The success of Watership Down results from several stylistic features. The first technique is the use of epigraphs at the beginning of each chapter. These epigraphs, drawn from the Bible, classical literature, English poetry, science, and folklore, serve the narrative function of indicating the direction the action will take. They also serve the thematic function of suggesting the seriousness of the action. If passages from Shakespeare, Blake, and Saint Paul illuminate the tale, then surely it is more than an entertaining story about rabbits. The epigraphs also place Watership Down in the tradition of the 19th-century English novel, which frequently used such epigraphs as a sign of seriousness.
In plot structure Watership Down has suggestive parallels to the Roman epic, the Aeneid. The rabbits’ escape from doomed Sandleford, their temporary sojourn at Cowslip, and the battle with Efrafa warren recall Aeneas’s flight from besieged Troy, his dalliance with Dido at Carthage, and his warfare against Turnus in Latium to establish a city for the surviving Trojans. Like the epigraphs, the epic suggestiveness establishes Watership Down as a serious literary work.

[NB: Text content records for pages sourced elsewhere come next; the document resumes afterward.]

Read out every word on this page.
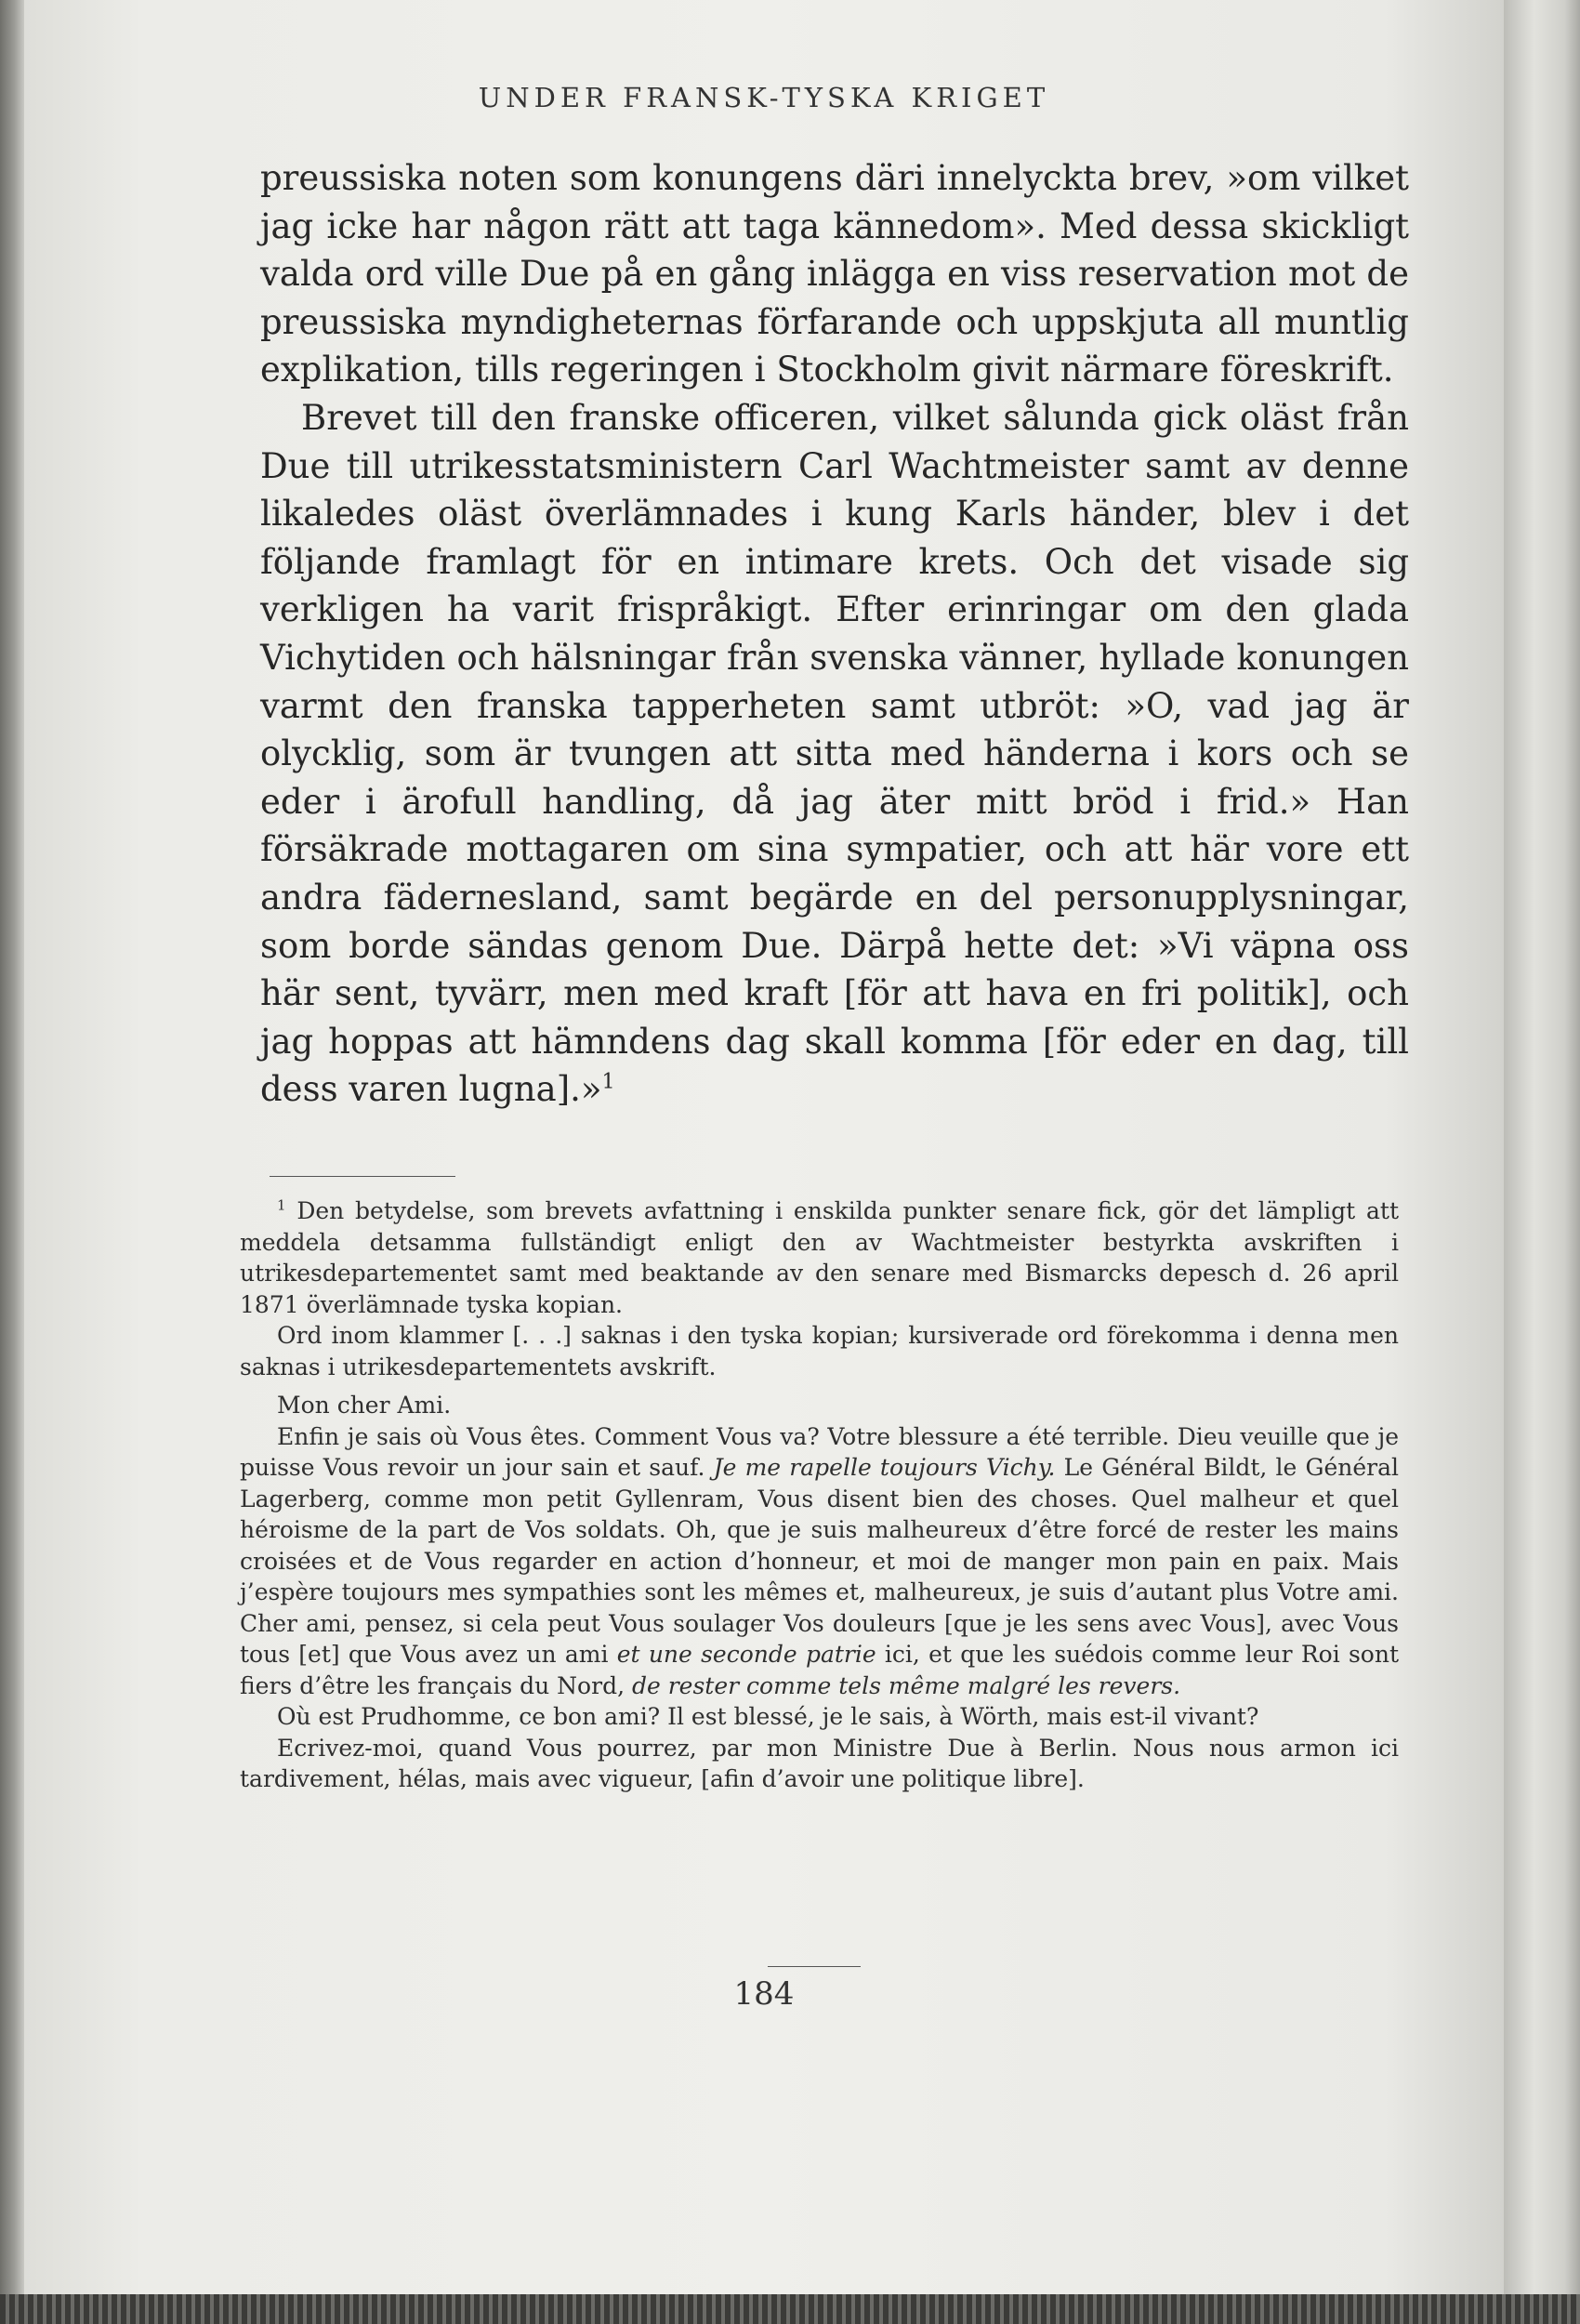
UNDER FRANSK-TYSKA KRIGET

preussiska noten som konungens däri innelyckta brev, »om vilket jag icke har någon rätt att taga kännedom». Med dessa skickligt valda ord ville Due på en gång inlägga en viss reservation mot de preussiska myndigheternas förfarande och uppskjuta all muntlig explikation, tills regeringen i Stockholm givit närmare föreskrift.

Brevet till den franske officeren, vilket sålunda gick oläst från Due till utrikesstatsministern Carl Wachtmeister samt av denne likaledes oläst överlämnades i kung Karls händer, blev i det följande framlagt för en intimare krets. Och det visade sig verkligen ha varit frispråkigt. Efter erinringar om den glada Vichytiden och hälsningar från svenska vänner, hyllade konungen varmt den franska tapperheten samt utbröt: »O, vad jag är olycklig, som är tvungen att sitta med händerna i kors och se eder i ärofull handling, då jag äter mitt bröd i frid.» Han försäkrade mottagaren om sina sympatier, och att här vore ett andra fädernesland, samt begärde en del personupplysningar, som borde sändas genom Due. Därpå hette det: »Vi väpna oss här sent, tyvärr, men med kraft [för att hava en fri politik], och jag hoppas att hämndens dag skall komma [för eder en dag, till dess varen lugna].»$^1$

$^1$ Den betydelse, som brevets avfattning i enskilda punkter senare fick, gör det lämpligt att meddela detsamma fullständigt enligt den av Wachtmeister bestyrkta avskriften i utrikesdepartementet samt med beaktande av den senare med Bismarcks depesch d. 26 april 1871 överlämnade tyska kopian.

Ord inom klammer [. . .] saknas i den tyska kopian; kursiverade ord förekomma i denna men saknas i utrikesdepartementets avskrift.

Mon cher Ami.

Enfin je sais où Vous êtes. Comment Vous va? Votre blessure a été terrible. Dieu veuille que je puisse Vous revoir un jour sain et sauf. Je me rapelle toujours Vichy. Le Général Bildt, le Général Lagerberg, comme mon petit Gyllenram, Vous disent bien des choses. Quel malheur et quel héroisme de la part de Vos soldats. Oh, que je suis malheureux d’être forcé de rester les mains croisées et de Vous regarder en action d’honneur, et moi de manger mon pain en paix. Mais j’espère toujours mes sympathies sont les mêmes et, malheureux, je suis d’autant plus Votre ami. Cher ami, pensez, si cela peut Vous soulager Vos douleurs [que je les sens avec Vous], avec Vous tous [et] que Vous avez un ami et une seconde patrie ici, et que les suédois comme leur Roi sont fiers d’être les français du Nord, de rester comme tels même malgré les revers.

Où est Prudhomme, ce bon ami? Il est blessé, je le sais, à Wörth, mais est-il vivant?

Ecrivez-moi, quand Vous pourrez, par mon Ministre Due à Berlin. Nous nous armon ici tardivement, hélas, mais avec vigueur, [afin d’avoir une politique libre].

184
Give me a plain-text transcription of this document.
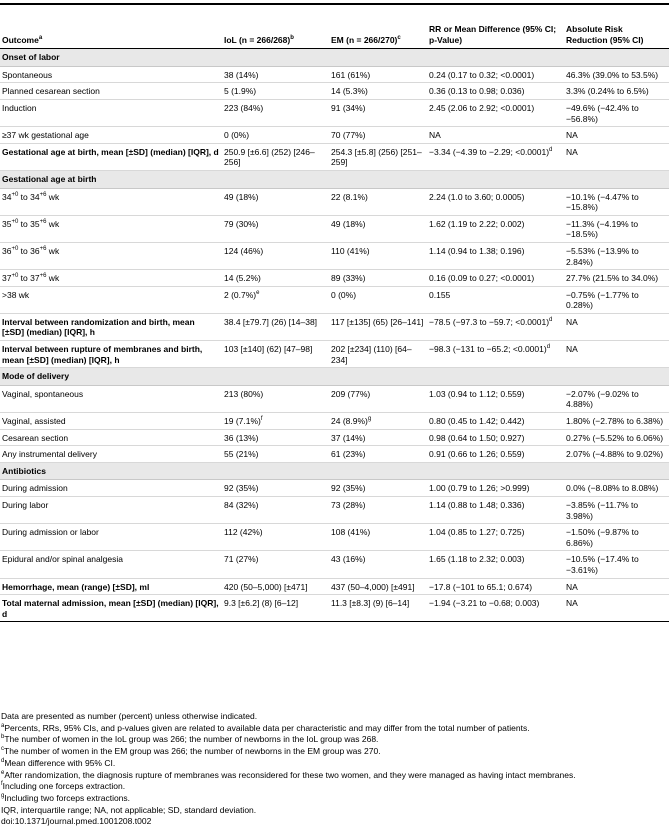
Outcome$^a$	IoL (n = 266/268)$^b$	EM (n = 266/270)$^c$	RR or Mean Difference (95% CI; p-Value)	Absolute Risk Reduction (95% CI)
Onset of labor				
Spontaneous	38 (14%)	161 (61%)	0.24 (0.17 to 0.32; <0.0001)	46.3% (39.0% to 53.5%)
Planned cesarean section	5 (1.9%)	14 (5.3%)	0.36 (0.13 to 0.98; 0.036)	3.3% (0.24% to 6.5%)
Induction	223 (84%)	91 (34%)	2.45 (2.06 to 2.92; <0.0001)	−49.6% (−42.4% to −56.8%)
≥37 wk gestational age	0 (0%)	70 (77%)	NA	NA
Gestational age at birth, mean [±SD] (median) [IQR], d	250.9 [±6.6] (252) [246–256]	254.3 [±5.8] (256) [251–259]	−3.34 (−4.39 to −2.29; <0.0001)$^d$	NA
Gestational age at birth				
$34^{+0}$ to $34^{+6}$ wk	49 (18%)	22 (8.1%)	2.24 (1.0 to 3.60; 0.0005)	−10.1% (−4.47% to −15.8%)
$35^{+0}$ to $35^{+6}$ wk	79 (30%)	49 (18%)	1.62 (1.19 to 2.22; 0.002)	−11.3% (−4.19% to −18.5%)
$36^{+0}$ to $36^{+6}$ wk	124 (46%)	110 (41%)	1.14 (0.94 to 1.38; 0.196)	−5.53% (−13.9% to 2.84%)
$37^{+0}$ to $37^{+6}$ wk	14 (5.2%)	89 (33%)	0.16 (0.09 to 0.27; <0.0001)	27.7% (21.5% to 34.0%)
>38 wk	2 $(0.7\%)^e$	0 (0%)	0.155	−0.75% (−1.77% to 0.28%)
Interval between randomization and birth, mean [±SD] (median) [IQR], h	38.4 [±79.7] (26) [14–38]	117 [±135] (65) [26–141]	−78.5 (−97.3 to −59.7; <0.0001)$^d$	NA
Interval between rupture of membranes and birth, mean [±SD] (median) [IQR], h	103 [±140] (62) [47–98]	202 [±234] (110) [64–234]	−98.3 (−131 to −65.2; <0.0001)$^d$	NA
Mode of delivery				
Vaginal, spontaneous	213 (80%)	209 (77%)	1.03 (0.94 to 1.12; 0.559)	−2.07% (−9.02% to 4.88%)
Vaginal, assisted	19 $(7.1\%)^f$	24 $(8.9\%)^g$	0.80 (0.45 to 1.42; 0.442)	1.80% (−2.78% to 6.38%)
Cesarean section	36 (13%)	37 (14%)	0.98 (0.64 to 1.50; 0.927)	0.27% (−5.52% to 6.06%)
Any instrumental delivery	55 (21%)	61 (23%)	0.91 (0.66 to 1.26; 0.559)	2.07% (−4.88% to 9.02%)
Antibiotics				
During admission	92 (35%)	92 (35%)	1.00 (0.79 to 1.26; >0.999)	0.0% (−8.08% to 8.08%)
During labor	84 (32%)	73 (28%)	1.14 (0.88 to 1.48; 0.336)	−3.85% (−11.7% to 3.98%)
During admission or labor	112 (42%)	108 (41%)	1.04 (0.85 to 1.27; 0.725)	−1.50% (−9.87% to 6.86%)
Epidural and/or spinal analgesia	71 (27%)	43 (16%)	1.65 (1.18 to 2.32; 0.003)	−10.5% (−17.4% to −3.61%)
Hemorrhage, mean (range) [±SD], ml	420 (50–5,000) [±471]	437 (50–4,000) [±491]	−17.8 (−101 to 65.1; 0.674)	NA
Total maternal admission, mean [±SD] (median) [IQR], d	9.3 [±6.2] (8) [6–12]	11.3 [±8.3] (9) [6–14]	−1.94 (−3.21 to −0.68; 0.003)	NA
Data are presented as number (percent) unless otherwise indicated.
$^a$Percents, RRs, 95% CIs, and p-values given are related to available data per characteristic and may differ from the total number of patients.
$^b$The number of women in the IoL group was 266; the number of newborns in the IoL group was 268.
$^c$The number of women in the EM group was 266; the number of newborns in the EM group was 270.
$^d$Mean difference with 95% CI.
$^e$After randomization, the diagnosis rupture of membranes was reconsidered for these two women, and they were managed as having intact membranes.
$^f$Including one forceps extraction.
$^g$Including two forceps extractions.
IQR, interquartile range; NA, not applicable; SD, standard deviation.
doi:10.1371/journal.pmed.1001208.t002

Animal stories are as old as human imagination. Fables use animals to represent human behavior, and fairy tales often employ animals with magic powers to change human destiny. Other animal stories, such as Anna Sewell’s Black Beauty (1877) and Jack London’s The Call of the Wild (1903), relate the animal’s interactions with human beings, often in sentimental language. Watership Down is distinguished by the remoteness of the human world and by Adams’s ability to have his animals’ dialogue in human speech, yet remain rabbits in their behavior, instincts, and knowledge. Adams also avoids the didactic tendency of animal fiction; that is, the explicit teaching of human ethics or morals.